10. Medication review with prescribers
The Service supports regular medication review with prescribers, pharmacists and relevant healthcare professionals.
Review is considered:
- after admission or start of support
- after hospital discharge
- after medicine change
- after falls, sedation, swallowing concern or weight change
- after repeated refusal
- after medication error
- when the person, family, staff or prescriber raises concern
- at planned care review
The Service does not set clinical review intervals from this template. Staff check NICE SC1, prescriber advice and local medicines pathway.

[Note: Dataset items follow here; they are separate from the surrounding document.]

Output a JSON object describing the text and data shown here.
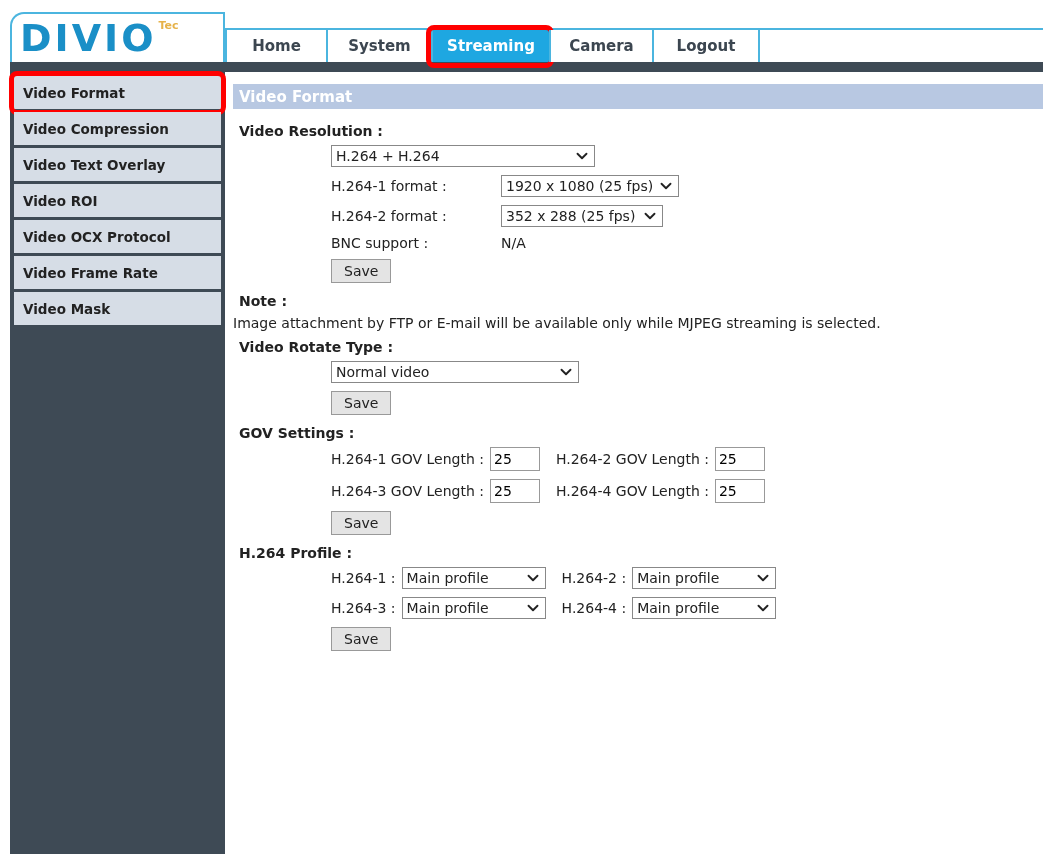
{
  "logo": {
    "name": "DIVIO",
    "suffix": "Tec"
  },
  "tabs": [
    {
      "label": "Home",
      "selected": false,
      "highlighted": false
    },
    {
      "label": "System",
      "selected": false,
      "highlighted": false
    },
    {
      "label": "Streaming",
      "selected": true,
      "highlighted": true
    },
    {
      "label": "Camera",
      "selected": false,
      "highlighted": false
    },
    {
      "label": "Logout",
      "selected": false,
      "highlighted": false
    }
  ],
  "sidebar": {
    "items": [
      {
        "label": "Video Format",
        "highlighted": true
      },
      {
        "label": "Video Compression",
        "highlighted": false
      },
      {
        "label": "Video Text Overlay",
        "highlighted": false
      },
      {
        "label": "Video ROI",
        "highlighted": false
      },
      {
        "label": "Video OCX Protocol",
        "highlighted": false
      },
      {
        "label": "Video Frame Rate",
        "highlighted": false
      },
      {
        "label": "Video Mask",
        "highlighted": false
      }
    ]
  },
  "panel_title": "Video Format",
  "sections": [
    {
      "kind": "form",
      "heading": "Video Resolution :",
      "select": "H.264 + H.264",
      "rows": [
        {
          "kind": "select",
          "label": "H.264-1 format :",
          "value": "1920 x 1080 (25 fps)"
        },
        {
          "kind": "select",
          "label": "H.264-2 format :",
          "value": "352 x 288 (25 fps)"
        },
        {
          "kind": "text",
          "label": "BNC support :",
          "value": "N/A"
        }
      ],
      "button": "Save"
    },
    {
      "kind": "note",
      "heading": "Note :",
      "text": "Image attachment by FTP or E-mail will be available only while MJPEG streaming is selected."
    },
    {
      "kind": "form",
      "heading": "Video Rotate Type :",
      "select": "Normal video",
      "button": "Save"
    },
    {
      "kind": "grid",
      "heading": "GOV Settings :",
      "fields": [
        {
          "kind": "input",
          "label": "H.264-1 GOV Length :",
          "value": "25"
        },
        {
          "kind": "input",
          "label": "H.264-2 GOV Length :",
          "value": "25"
        },
        {
          "kind": "input",
          "label": "H.264-3 GOV Length :",
          "value": "25"
        },
        {
          "kind": "input",
          "label": "H.264-4 GOV Length :",
          "value": "25"
        }
      ],
      "button": "Save"
    },
    {
      "kind": "grid",
      "heading": "H.264 Profile :",
      "fields": [
        {
          "kind": "select",
          "label": "H.264-1 :",
          "value": "Main profile"
        },
        {
          "kind": "select",
          "label": "H.264-2 :",
          "value": "Main profile"
        },
        {
          "kind": "select",
          "label": "H.264-3 :",
          "value": "Main profile"
        },
        {
          "kind": "select",
          "label": "H.264-4 :",
          "value": "Main profile"
        }
      ],
      "button": "Save"
    }
  ]
}
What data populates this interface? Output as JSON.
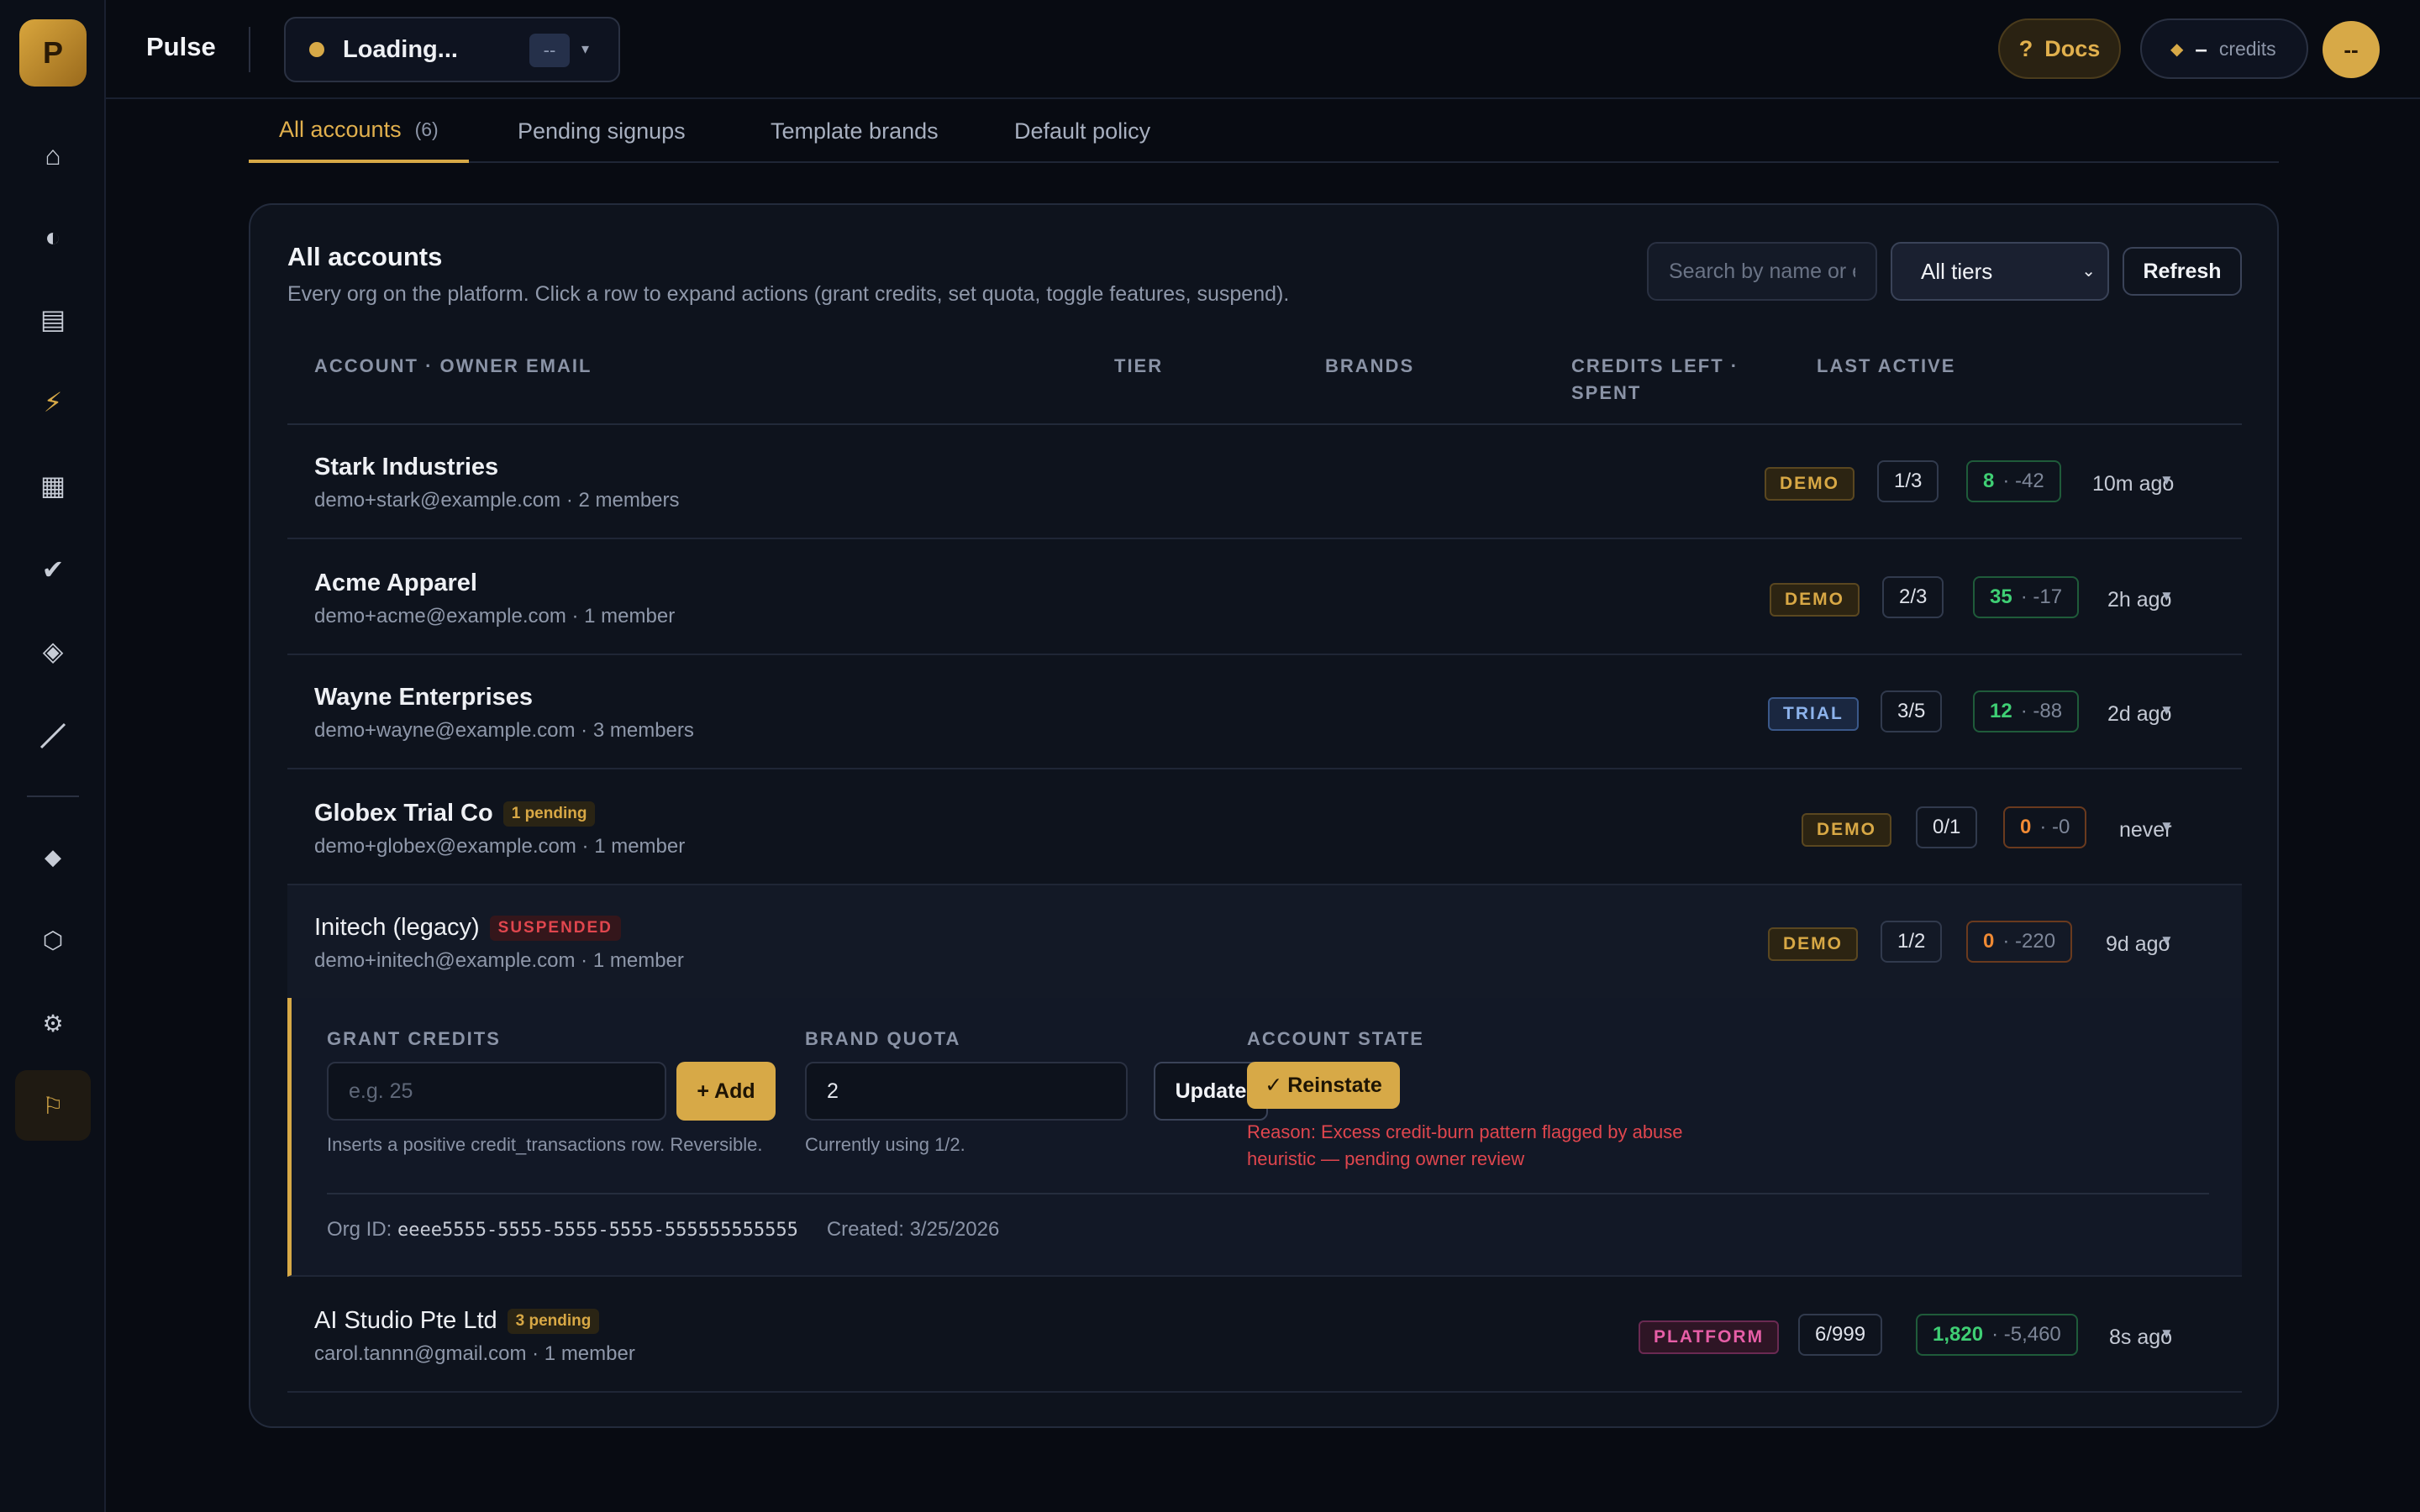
{
  "app": {
    "logo_letter": "P",
    "name": "Pulse"
  },
  "env": {
    "label": "Loading...",
    "badge": "--"
  },
  "topbar": {
    "docs_icon": "?",
    "docs_label": "Docs",
    "credits_value": "–",
    "credits_label": "credits",
    "avatar": "--"
  },
  "sidebar": {
    "icons": [
      "home-icon",
      "contrast-icon",
      "table-icon",
      "bolt-icon",
      "grid-icon",
      "check-icon",
      "layers-icon",
      "arrow-icon",
      "diamond-icon",
      "hexagon-icon",
      "gear-icon",
      "flag-icon"
    ],
    "active": "flag-icon"
  },
  "tabs": [
    {
      "label": "All accounts",
      "count": "(6)"
    },
    {
      "label": "Pending signups"
    },
    {
      "label": "Template brands"
    },
    {
      "label": "Default policy"
    }
  ],
  "card": {
    "title": "All accounts",
    "subtitle": "Every org on the platform. Click a row to expand actions (grant credits, set quota, toggle features, suspend).",
    "search_placeholder": "Search by name or email",
    "tier_filter": "All tiers",
    "refresh_label": "Refresh"
  },
  "columns": {
    "account": "ACCOUNT · OWNER EMAIL",
    "tier": "TIER",
    "brands": "BRANDS",
    "credits_l1": "CREDITS LEFT ·",
    "credits_l2": "SPENT",
    "last_active": "LAST ACTIVE"
  },
  "rows": [
    {
      "name": "Stark Industries",
      "email": "demo+stark@example.com · 2 members",
      "tier": "DEMO",
      "brands": "1/3",
      "credits_left": "8",
      "credits_spent": "· -42",
      "last_active": "10m ago"
    },
    {
      "name": "Acme Apparel",
      "email": "demo+acme@example.com · 1 member",
      "tier": "DEMO",
      "brands": "2/3",
      "credits_left": "35",
      "credits_spent": "· -17",
      "last_active": "2h ago"
    },
    {
      "name": "Wayne Enterprises",
      "email": "demo+wayne@example.com · 3 members",
      "tier": "TRIAL",
      "brands": "3/5",
      "credits_left": "12",
      "credits_spent": "· -88",
      "last_active": "2d ago"
    },
    {
      "name": "Globex Trial Co",
      "badge": "1 pending",
      "email": "demo+globex@example.com · 1 member",
      "tier": "DEMO",
      "brands": "0/1",
      "credits_left": "0",
      "credits_spent": "· -0",
      "last_active": "never"
    },
    {
      "name": "Initech (legacy)",
      "badge": "SUSPENDED",
      "email": "demo+initech@example.com · 1 member",
      "tier": "DEMO",
      "brands": "1/2",
      "credits_left": "0",
      "credits_spent": "· -220",
      "last_active": "9d ago"
    },
    {
      "name": "AI Studio Pte Ltd",
      "badge": "3 pending",
      "email": "carol.tannn@gmail.com · 1 member",
      "tier": "PLATFORM",
      "brands": "6/999",
      "credits_left": "1,820",
      "credits_spent": "· -5,460",
      "last_active": "8s ago"
    }
  ],
  "panel": {
    "grant_label": "GRANT CREDITS",
    "grant_placeholder": "e.g. 25",
    "add_label": "+ Add",
    "grant_hint": "Inserts a positive credit_transactions row. Reversible.",
    "quota_label": "BRAND QUOTA",
    "quota_value": "2",
    "update_label": "Update",
    "quota_hint": "Currently using 1/2.",
    "state_label": "ACCOUNT STATE",
    "reinstate_label": "Reinstate",
    "reason": "Reason: Excess credit-burn pattern flagged by abuse heuristic — pending owner review",
    "org_id_label": "Org ID:",
    "org_id": "eeee5555-5555-5555-5555-555555555555",
    "created": "Created: 3/25/2026"
  }
}
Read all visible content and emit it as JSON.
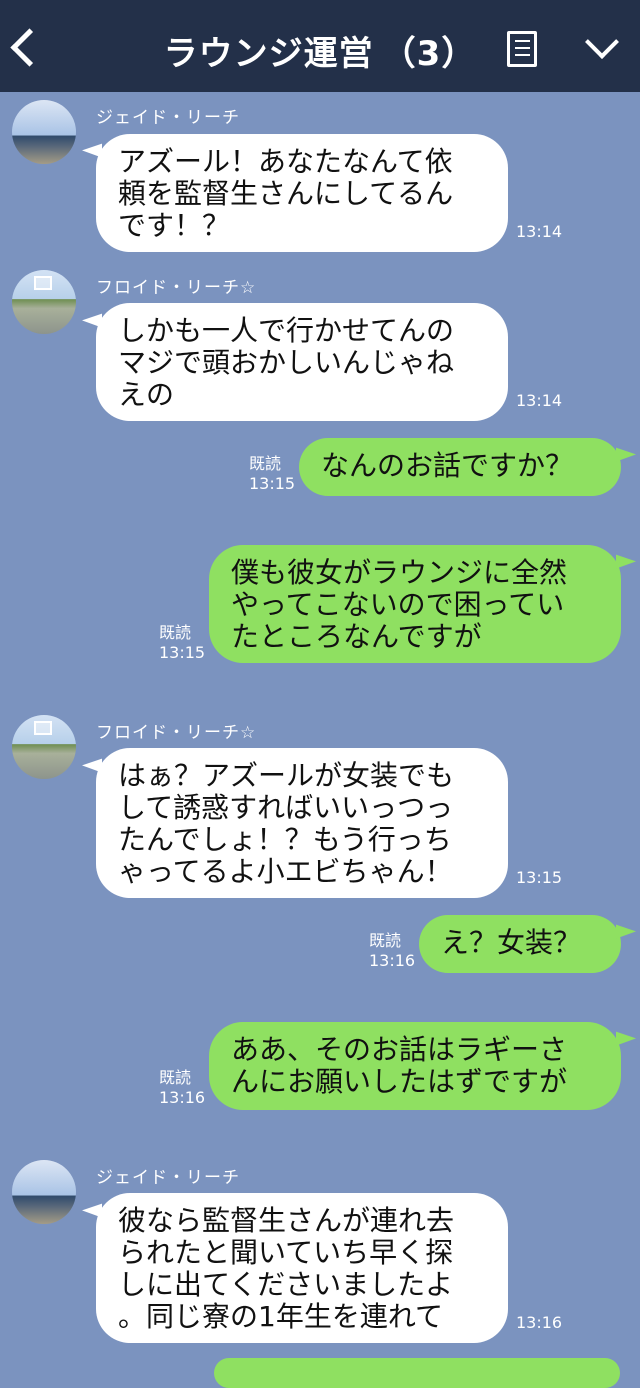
{
  "header": {
    "title": "ラウンジ運営",
    "count": "（3）",
    "back_icon": "chevron-left-icon",
    "notes_icon": "notes-icon",
    "menu_icon": "chevron-down-icon"
  },
  "colors": {
    "background": "#7b93bf",
    "header": "#233049",
    "outgoing_bubble": "#8fe061",
    "incoming_bubble": "#ffffff"
  },
  "messages": [
    {
      "sender": "ジェイド・リーチ",
      "text": "アズール！あなたなんて依\n頼を監督生さんにしてるん\nです！？",
      "time": "13:14"
    },
    {
      "sender": "フロイド・リーチ☆",
      "text": "しかも一人で行かせてんの\nマジで頭おかしいんじゃね\nえの",
      "time": "13:14"
    },
    {
      "read": "既読",
      "text": "なんのお話ですか？",
      "time": "13:15"
    },
    {
      "read": "既読",
      "text": "僕も彼女がラウンジに全然\nやってこないので困ってい\nたところなんですが",
      "time": "13:15"
    },
    {
      "sender": "フロイド・リーチ☆",
      "text": "はぁ？アズールが女装でも\nして誘惑すればいいっつっ\nたんでしょ！？もう行っち\nゃってるよ小エビちゃん！",
      "time": "13:15"
    },
    {
      "read": "既読",
      "text": "え？女装？",
      "time": "13:16"
    },
    {
      "read": "既読",
      "text": "ああ、そのお話はラギーさ\nんにお願いしたはずですが",
      "time": "13:16"
    },
    {
      "sender": "ジェイド・リーチ",
      "text": "彼なら監督生さんが連れ去\nられたと聞いていち早く探\nしに出てくださいましたよ\n。同じ寮の1年生を連れて",
      "time": "13:16"
    }
  ]
}
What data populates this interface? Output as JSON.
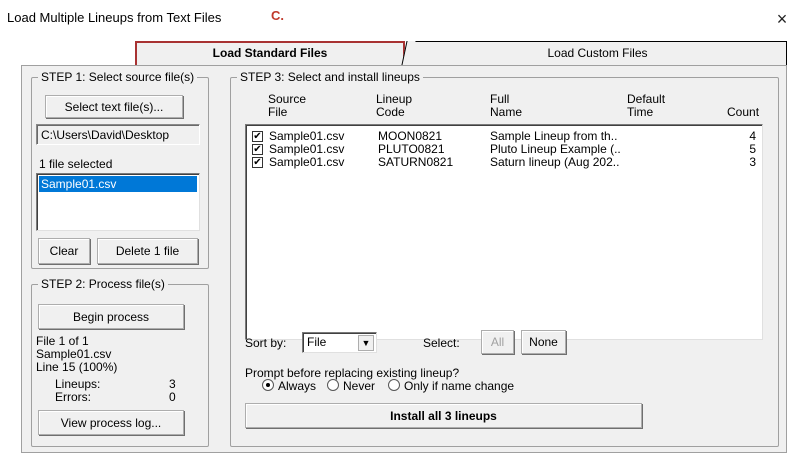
{
  "window": {
    "title": "Load Multiple Lineups from Text Files",
    "annotation": "C.",
    "close_glyph": "×"
  },
  "tabs": [
    {
      "label": "Load Standard Files",
      "active": true
    },
    {
      "label": "Load Custom Files",
      "active": false
    }
  ],
  "step1": {
    "legend": "STEP 1: Select source file(s)",
    "select_button": "Select text file(s)...",
    "path": "C:\\Users\\David\\Desktop",
    "selected_count": "1 file selected",
    "files": [
      "Sample01.csv"
    ],
    "clear_button": "Clear",
    "delete_button": "Delete 1 file"
  },
  "step2": {
    "legend": "STEP 2: Process file(s)",
    "begin_button": "Begin process",
    "status_line1": "File 1 of 1",
    "status_line2": "Sample01.csv",
    "status_line3": "Line 15 (100%)",
    "lineups_label": "Lineups:",
    "lineups_value": "3",
    "errors_label": "Errors:",
    "errors_value": "0",
    "log_button": "View process log..."
  },
  "step3": {
    "legend": "STEP 3: Select and install lineups",
    "columns": [
      {
        "line1": "Source",
        "line2": "File"
      },
      {
        "line1": "Lineup",
        "line2": "Code"
      },
      {
        "line1": "Full",
        "line2": "Name"
      },
      {
        "line1": "Default",
        "line2": "Time"
      },
      {
        "line1": "",
        "line2": "Count"
      }
    ],
    "rows": [
      {
        "checked": "✔",
        "file": "Sample01.csv",
        "code": "MOON0821",
        "name": "Sample Lineup from th..",
        "time": "",
        "count": "4"
      },
      {
        "checked": "✔",
        "file": "Sample01.csv",
        "code": "PLUTO0821",
        "name": "Pluto Lineup Example (..",
        "time": "",
        "count": "5"
      },
      {
        "checked": "✔",
        "file": "Sample01.csv",
        "code": "SATURN0821",
        "name": "Saturn lineup (Aug 202..",
        "time": "",
        "count": "3"
      }
    ],
    "sort_label": "Sort by:",
    "sort_value": "File",
    "select_label": "Select:",
    "all_button": "All",
    "none_button": "None",
    "prompt_label": "Prompt before replacing existing lineup?",
    "radio_always": "Always",
    "radio_never": "Never",
    "radio_only_if": "Only if name change",
    "radio_selected": "Always",
    "install_button": "Install all 3 lineups"
  }
}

11. Medication errors and learning
Medication errors and near misses are recorded as incidents.
Staff:
- make the person safe
- seek clinical advice where needed
- inform senior staff and the Registered Manager
- record what happened
- preserve MAR chart and medicine evidence
- inform family or representative according to consent and duty of candour requirements
- consider safeguarding, CQC notification and Regulation 20 duty of candour
- assign corrective actions
The Registered Manager reviews medication incident themes at least monthly.
12. Staff competency assessment
Staff administer medicines only after training and competency assessment.
Competency covers:
- medicines policy and procedure
- MAR chart use
- infection prevention during administration
- medicines storage
- controlled-drug process where relevant
- PRN protocols
- refusal
- covert administration escalation
- error reporting
- person-centred communication
Competency is reassessed after concern, incident, long absence or procedure change.
13. Audit cadence
The Registered Manager audits medicines practice at least monthly.
The audit includes:
- MAR chart completeness
- omissions and refusals
- PRN records
- controlled-drug balances where relevant
- storage and temperature records
- disposal and returns
- medicine errors and near misses
- covert administration records
- staff competency records
- medication-review actions
Audit findings are recorded as improvement actions with an owner and review date.
Review cadence: annual or on regulatory change, whichever sooner. Owner: Registered Manager.